Lab Groups

Brain Physiology Group

This is a shared lab between Bagshaw, Mullinger, Mayhew and also used in collaboration with Lucas, on work looking at various aspects of brain physiology, how markers of physiology can be extracted from non-invasive measures, how to interpret non-invasive signals (eg negative BOLD, ERS/ERD) using multi-modal recordings, and looking at the impact of factors such as sleep and exercise

A lot of the research that takes place involves using EEG, multisensory behavioural and physiological testing, preparation and analysis of actigraphy. This widely shared facility aims to provide a more specific understanding of non-invasive neuroimaging methods, how they can be interpreted physiologically, and how they are impacted by issues such as sleep and exercise

Studying the human brain is limited by the need to use non-invasive techniques, the basic physiological interpretation of which is often lacking. By providing a more detailed and specific understanding of what brain imaging signals mean, and the information they contain, we will be help to interpret other studies in the CHBH, as well as generating a more fundamental understanding of what is meant by brain health.

For more information, please contact: Andrew Bagshaw, Karen Mullinger and Steve Mayhew

The Cognitive Ageing Lab

Age-related cognitive decline dramatically affecting quality of life pose a fundamental societal, economic and mental health challenge. While cognitive ageing itself is inevitable, there is a significant heterogeneity among older adults in the rate of age-related decline in basic mental functions. As cognitive ageing is associated with structural and functional brain changes, uncovering factors affecting these changes is key to understanding the observed variability in cognitive decline and potential susceptibility to mental health problems and dementia.

The Cognitive Ageing lab is based at the Centre for Human Brain Health and led by Dr Magdalena Chechlacz. The research in the Cognitive Ageing lab broadly focuses on understanding how inter-individual variability in the neurochemical, structural and functional organization of the brain affects cognitive ageing and susceptibility to mental health problems, such as dementia, anxiety and depression, in the elderly population. The current projects in the lab aim to explore multidimensional associations between sleep, brain networks and decline in attention functions in older adults based on in depth analyses of variability in sleep patterns and cognitive performance with advanced neuroimaging methods, multi-shell diffusion imaging, resting state functional connectivity and arterial spin labelling. We are particularly interested whether sleep loss/poor sleep quality frequently reported by older adults have adverse effects on the brain vascular system, accelerates age-related brain changes and subsequent cognitive deterioration. This research is divided into two work packages: 1) cross-sectional analyses using a large scale epidemiological resources (UK Biobank data); 2) series of supplementary experimental studies examining links between variability in sleep patterns, vascular health, frontoparietal connectivity and individual differences in attention functions in older adults.

The Cognitive Ageing Lab is also interested in the impact of genetic variability in neuromodulators (neurotransmitters) on age-related changes in frontoparietal connectivity.

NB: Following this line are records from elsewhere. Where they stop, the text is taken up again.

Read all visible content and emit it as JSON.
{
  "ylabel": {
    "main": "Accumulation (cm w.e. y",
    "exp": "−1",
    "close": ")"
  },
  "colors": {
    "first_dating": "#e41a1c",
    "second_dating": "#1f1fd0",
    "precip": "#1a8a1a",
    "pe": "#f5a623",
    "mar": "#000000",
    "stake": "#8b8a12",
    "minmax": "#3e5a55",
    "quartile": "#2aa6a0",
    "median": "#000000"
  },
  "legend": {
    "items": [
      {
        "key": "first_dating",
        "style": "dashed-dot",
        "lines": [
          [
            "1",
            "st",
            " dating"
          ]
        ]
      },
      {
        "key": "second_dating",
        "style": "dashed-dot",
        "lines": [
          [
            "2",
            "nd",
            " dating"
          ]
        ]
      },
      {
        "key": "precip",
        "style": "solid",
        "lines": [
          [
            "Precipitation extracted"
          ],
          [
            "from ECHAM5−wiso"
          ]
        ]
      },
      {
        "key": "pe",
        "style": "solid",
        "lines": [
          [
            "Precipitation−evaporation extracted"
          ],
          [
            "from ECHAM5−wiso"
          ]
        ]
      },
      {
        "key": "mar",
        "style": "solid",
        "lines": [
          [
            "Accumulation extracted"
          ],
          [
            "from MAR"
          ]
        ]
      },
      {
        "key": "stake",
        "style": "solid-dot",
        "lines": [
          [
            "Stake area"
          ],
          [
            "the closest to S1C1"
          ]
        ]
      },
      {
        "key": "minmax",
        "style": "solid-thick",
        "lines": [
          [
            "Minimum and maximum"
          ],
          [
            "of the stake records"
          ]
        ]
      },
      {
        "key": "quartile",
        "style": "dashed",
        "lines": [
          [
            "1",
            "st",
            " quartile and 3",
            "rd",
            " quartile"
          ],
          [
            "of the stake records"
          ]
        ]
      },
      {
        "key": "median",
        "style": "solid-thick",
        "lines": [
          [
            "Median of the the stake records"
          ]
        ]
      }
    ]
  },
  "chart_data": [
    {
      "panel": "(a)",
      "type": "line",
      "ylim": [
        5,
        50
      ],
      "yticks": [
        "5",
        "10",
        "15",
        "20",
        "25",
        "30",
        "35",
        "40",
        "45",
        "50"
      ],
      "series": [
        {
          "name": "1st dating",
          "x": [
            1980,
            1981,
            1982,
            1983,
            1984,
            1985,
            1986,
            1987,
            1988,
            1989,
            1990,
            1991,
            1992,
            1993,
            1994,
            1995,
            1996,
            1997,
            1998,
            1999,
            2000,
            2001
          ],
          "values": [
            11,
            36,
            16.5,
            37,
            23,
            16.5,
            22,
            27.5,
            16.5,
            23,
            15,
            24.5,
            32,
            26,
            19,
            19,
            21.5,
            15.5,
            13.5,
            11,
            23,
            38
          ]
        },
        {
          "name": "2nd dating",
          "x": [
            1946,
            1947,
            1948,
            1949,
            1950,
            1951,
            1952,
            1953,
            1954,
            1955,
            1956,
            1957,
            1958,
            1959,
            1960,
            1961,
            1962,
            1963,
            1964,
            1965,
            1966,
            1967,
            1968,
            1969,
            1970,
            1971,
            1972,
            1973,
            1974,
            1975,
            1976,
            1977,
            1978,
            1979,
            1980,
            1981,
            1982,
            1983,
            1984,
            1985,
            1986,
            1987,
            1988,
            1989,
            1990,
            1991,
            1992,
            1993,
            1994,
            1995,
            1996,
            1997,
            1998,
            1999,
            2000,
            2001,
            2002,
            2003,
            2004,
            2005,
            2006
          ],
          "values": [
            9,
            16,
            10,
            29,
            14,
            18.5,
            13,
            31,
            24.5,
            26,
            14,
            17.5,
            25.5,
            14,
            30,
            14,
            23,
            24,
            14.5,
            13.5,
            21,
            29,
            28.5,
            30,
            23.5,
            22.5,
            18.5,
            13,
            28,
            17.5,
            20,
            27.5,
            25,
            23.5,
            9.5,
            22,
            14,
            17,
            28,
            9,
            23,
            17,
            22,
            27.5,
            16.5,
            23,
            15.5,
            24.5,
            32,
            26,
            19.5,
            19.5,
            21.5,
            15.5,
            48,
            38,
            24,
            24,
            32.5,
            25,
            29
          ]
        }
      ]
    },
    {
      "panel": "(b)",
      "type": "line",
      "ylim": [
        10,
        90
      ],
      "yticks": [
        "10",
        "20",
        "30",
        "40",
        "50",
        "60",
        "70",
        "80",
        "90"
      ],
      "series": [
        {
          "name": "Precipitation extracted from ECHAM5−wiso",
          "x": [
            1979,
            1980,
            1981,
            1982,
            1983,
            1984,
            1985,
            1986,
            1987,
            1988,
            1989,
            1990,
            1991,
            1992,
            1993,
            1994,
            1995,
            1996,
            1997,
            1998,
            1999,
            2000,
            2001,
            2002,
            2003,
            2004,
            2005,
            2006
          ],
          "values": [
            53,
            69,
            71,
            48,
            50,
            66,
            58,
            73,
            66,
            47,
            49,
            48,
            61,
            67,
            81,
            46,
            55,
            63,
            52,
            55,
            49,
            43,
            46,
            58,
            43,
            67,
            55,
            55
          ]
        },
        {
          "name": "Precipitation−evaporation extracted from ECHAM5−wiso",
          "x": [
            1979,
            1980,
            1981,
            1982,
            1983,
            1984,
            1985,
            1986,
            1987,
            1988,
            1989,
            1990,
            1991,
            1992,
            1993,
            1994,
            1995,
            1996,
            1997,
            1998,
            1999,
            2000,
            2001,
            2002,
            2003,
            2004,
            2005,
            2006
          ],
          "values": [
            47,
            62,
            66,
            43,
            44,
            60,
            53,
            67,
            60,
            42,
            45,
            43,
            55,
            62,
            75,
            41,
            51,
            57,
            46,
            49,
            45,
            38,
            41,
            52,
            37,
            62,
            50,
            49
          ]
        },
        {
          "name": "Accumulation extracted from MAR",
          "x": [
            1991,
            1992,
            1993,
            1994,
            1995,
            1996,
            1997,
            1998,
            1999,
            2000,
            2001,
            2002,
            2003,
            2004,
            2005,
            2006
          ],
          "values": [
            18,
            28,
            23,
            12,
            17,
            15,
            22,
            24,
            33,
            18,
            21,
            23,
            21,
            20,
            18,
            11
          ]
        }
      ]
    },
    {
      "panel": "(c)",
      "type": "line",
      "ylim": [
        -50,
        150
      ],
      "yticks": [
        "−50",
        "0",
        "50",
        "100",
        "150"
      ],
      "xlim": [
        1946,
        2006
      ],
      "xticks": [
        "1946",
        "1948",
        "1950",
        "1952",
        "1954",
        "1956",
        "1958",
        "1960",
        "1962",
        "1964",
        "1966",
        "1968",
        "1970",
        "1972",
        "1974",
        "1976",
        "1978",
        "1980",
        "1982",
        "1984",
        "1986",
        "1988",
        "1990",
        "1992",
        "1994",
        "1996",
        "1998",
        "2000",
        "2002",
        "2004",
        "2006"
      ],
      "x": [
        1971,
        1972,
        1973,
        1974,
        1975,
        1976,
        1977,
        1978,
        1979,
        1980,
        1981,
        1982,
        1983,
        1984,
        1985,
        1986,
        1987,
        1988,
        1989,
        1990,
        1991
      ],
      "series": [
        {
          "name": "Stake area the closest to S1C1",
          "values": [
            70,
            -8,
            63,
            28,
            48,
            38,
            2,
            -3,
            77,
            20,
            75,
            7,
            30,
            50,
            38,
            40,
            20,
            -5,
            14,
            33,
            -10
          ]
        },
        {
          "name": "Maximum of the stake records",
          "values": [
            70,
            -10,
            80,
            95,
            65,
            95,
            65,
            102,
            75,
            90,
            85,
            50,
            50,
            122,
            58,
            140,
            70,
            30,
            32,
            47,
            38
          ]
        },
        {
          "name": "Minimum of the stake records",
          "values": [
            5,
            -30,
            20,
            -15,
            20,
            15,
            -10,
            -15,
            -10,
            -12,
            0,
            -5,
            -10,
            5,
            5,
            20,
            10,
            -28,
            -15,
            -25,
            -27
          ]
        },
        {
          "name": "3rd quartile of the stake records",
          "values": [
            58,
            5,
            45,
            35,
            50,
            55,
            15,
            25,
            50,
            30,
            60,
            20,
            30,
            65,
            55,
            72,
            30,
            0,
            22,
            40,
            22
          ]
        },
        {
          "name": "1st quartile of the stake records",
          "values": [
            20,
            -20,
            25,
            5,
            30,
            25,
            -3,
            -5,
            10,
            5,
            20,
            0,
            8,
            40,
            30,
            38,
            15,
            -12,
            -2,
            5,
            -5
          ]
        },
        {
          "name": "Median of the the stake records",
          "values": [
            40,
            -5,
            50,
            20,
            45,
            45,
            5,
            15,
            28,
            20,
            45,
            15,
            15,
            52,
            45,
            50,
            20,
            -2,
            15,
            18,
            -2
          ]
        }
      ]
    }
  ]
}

For more information, please contact Magda Chechlacz

The Neuroscience of Consciousness and Cognition After Brain Injury Group 

The 'Neuroscience of consciousness and cognition after brain injury’ group, led by Dr Damian Cruse and Dr Davinia Fernández-Espejo, combines expertise in functional and structural brain imaging, electrophysiology, and non-invasive brain stimulation, to study the ways in which conscious awareness becomes impaired following severe brain injury.

Dr Cruse and his team specifically investigate brain markers of conscious experience that can also provide crucial clinical information for predicting recovery from severe brain injury. They accomplish this with electroencephalography and functional near infrared spectroscopy studies of healthy individuals, those in the acute stage of coma after severe traumatic brain injury, and those with diagnoses of prolonged disorders of consciousness, such as vegetative state. For more information, visit 

Dr Fernández-Espejo and her team investigate the neural mechanisms underlying the clinical deficits and preserved cognitive functions in disorders of consciousness after brain injury. This research is directly translated into diagnostic markers and novel approaches for rehabilitation. To achieve this, Dr Fernández-Espejo’s team uses structural and functional magnetic resonance imaging, as well as non-invasive brain stimulation techniques, in both healthy volunteers and patients with prolonged disorders of consciousness. For more information, visit

The state-of-the-art tools and rehabilitation methods developed by the ‘Neuroscience of consciousness and cognition after brain injury’ group have potential to profoundly impact the lives of patients, their families, and carers, while providing valuable insights into how the human brain supports conscious awareness.